- November Uprising: Part of Ukrainian–Soviet War
| Date | 11–12 December (O.S. 29–30 November) 1917 |
| Location | Kiev, UPR |
| Result | Ukrainian victory |

Belligerents
- Ukraine: Bolsheviks

Commanders and leaders
- Yuriy Kapkan: Georgy Pyatakov

Strength
- 17,000 soldiers: 6,100 soldiers

Casualties and losses
- 1 killed, 6 wounded: All captured and disarmed

= Kiev November uprising (1917) =

Bolshevik uprising in Kiev, Ukraine

November Uprising was an attempt to overthrow the Ukrainian Central Rada in Kiev by the Bolshevik Kyiv Military Revolutionary Committee. It was planned for the morning of 30 November (12 December) 1917. It ended with the disarmament of Bolshevik units on the night of 29 November (11 December) to 30 November (12 December) by Ukrainian troops.

== Description ==
After the proclamation of the UPR, the confrontation between the Central Rada and the Council of People's Commissars of Russia grew rapidly. The Bolsheviks of Kiev agitated against the Ukrainian government. They formed the Kyiv Military Revolutionary Committee, headed by a Bolshevik from Kiev, Georgy Pyatakov, which began preparations for an armed uprising against the Central Rada.

The committee relied on Bolshevik units of the regular army and Red Guard units stationed in Kiev. The uprising was scheduled for the morning of 30 November (12 December) 1917. Using the scenario of the October coup in Petrograd, it was planned to seize the bridges over the Dnieper River, the Arsenal plant, Kiev railway station and the telegraph. The uprising had to be successfully completed before the opening of the All-Ukrainian Congress of Soviets in Kiev, whose decisions the Bolsheviks hoped to consolidate their power.

On the eve of the uprising, the Committee sent an ultimatum to the Central Rada, demanding that the Bolsheviks take over the leadership of Ukraine. The Ukrainian government learned in advance of the uprising and discovered Bolshevik cells in military units. In the evening of 29 November (11 December), the 1st Ukrainian Serdyuk Division under the command of Yurii Kapkan surrounded and disarmed seven thousand soldiers who were about to rebel the next morning.

These were the 3rd and 5th aviation regiments, pontoon and telegraph battalions, the First Reserve Mining Battery and four artillery batteries, the Red Guard of Arsenal and other factories. Overnight, the Bolsheviks lost an entire army with 10 batteries, 200 machine guns, 2 armoured vehicles, 6 aircraft, and 5 million rounds of ammunition. The disarmed Russian soldiers were sent to Russia on trains guarded by Ukrainian troops. Ukrainian soldiers who were going to take part in the Bolshevik uprising were demobilised.

Almost simultaneously, an enlarged 2nd Guards Corps led by Yevheniya Bosch moved from the South-Western Front to Kyiv. The Ukrainian government ordered the dismantling of railway tracks, the blocking of key stations, and the disarming of suspicious military units. Near Zhmerynka, the Bolshevik corps intercepted the 14,000-strong 1st Ukrainian Corps of Lieutenant general Pavlo Skoropadsky, commander of all the troops of the Right Bank of Ukraine, which consisted of 20,000 soldiers and 77 guns. The Bolshevik forces were disarmed and sent to Russia.
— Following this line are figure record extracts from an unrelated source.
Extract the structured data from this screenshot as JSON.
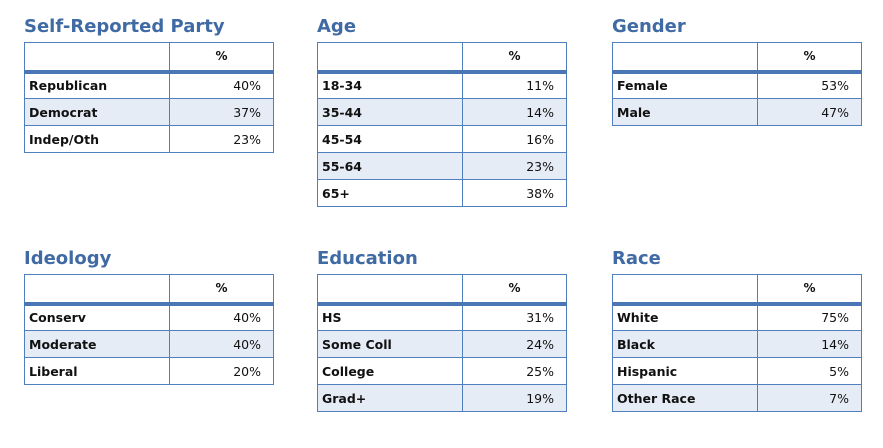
{
  "tables": [
    {
      "title": "Self-Reported Party",
      "header": "%",
      "rows": [
        {
          "label": "Republican",
          "value": "40%"
        },
        {
          "label": "Democrat",
          "value": "37%"
        },
        {
          "label": "Indep/Oth",
          "value": "23%"
        }
      ]
    },
    {
      "title": "Age",
      "header": "%",
      "rows": [
        {
          "label": "18-34",
          "value": "11%"
        },
        {
          "label": "35-44",
          "value": "14%"
        },
        {
          "label": "45-54",
          "value": "16%"
        },
        {
          "label": "55-64",
          "value": "23%"
        },
        {
          "label": "65+",
          "value": "38%"
        }
      ]
    },
    {
      "title": "Gender",
      "header": "%",
      "rows": [
        {
          "label": "Female",
          "value": "53%"
        },
        {
          "label": "Male",
          "value": "47%"
        }
      ]
    },
    {
      "title": "Ideology",
      "header": "%",
      "rows": [
        {
          "label": "Conserv",
          "value": "40%"
        },
        {
          "label": "Moderate",
          "value": "40%"
        },
        {
          "label": "Liberal",
          "value": "20%"
        }
      ]
    },
    {
      "title": "Education",
      "header": "%",
      "rows": [
        {
          "label": "HS",
          "value": "31%"
        },
        {
          "label": "Some Coll",
          "value": "24%"
        },
        {
          "label": "College",
          "value": "25%"
        },
        {
          "label": "Grad+",
          "value": "19%"
        }
      ]
    },
    {
      "title": "Race",
      "header": "%",
      "rows": [
        {
          "label": "White",
          "value": "75%"
        },
        {
          "label": "Black",
          "value": "14%"
        },
        {
          "label": "Hispanic",
          "value": "5%"
        },
        {
          "label": "Other Race",
          "value": "7%"
        }
      ]
    }
  ]
}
Other units were disarmed in ten cities of Ukraine. In four more cities, local councils were dissolved for preparing for the uprising.

The independent policy of the Central Rada and its opposition to the Bolsheviks strained relations with the leadership of Soviet Russia. On 4 (17) December 1917, it sent an ultimatum to the Ukrainian government, which became the pretext for the outbreak of the Ukrainian-Soviet war.

== Sources ==
- Калініченко В. В., Рибалка І. К. Історія України. Ч. ІІІ : 1917—2003 рр. : Підручник для історичних факультетів вищих навчальних закладів. — Харків: ХНУ ім. В. Н. Каразіна, 2004.
- Савченко В. А. Двенадцать войн за Украину . — Харьков: Фолио, 2006.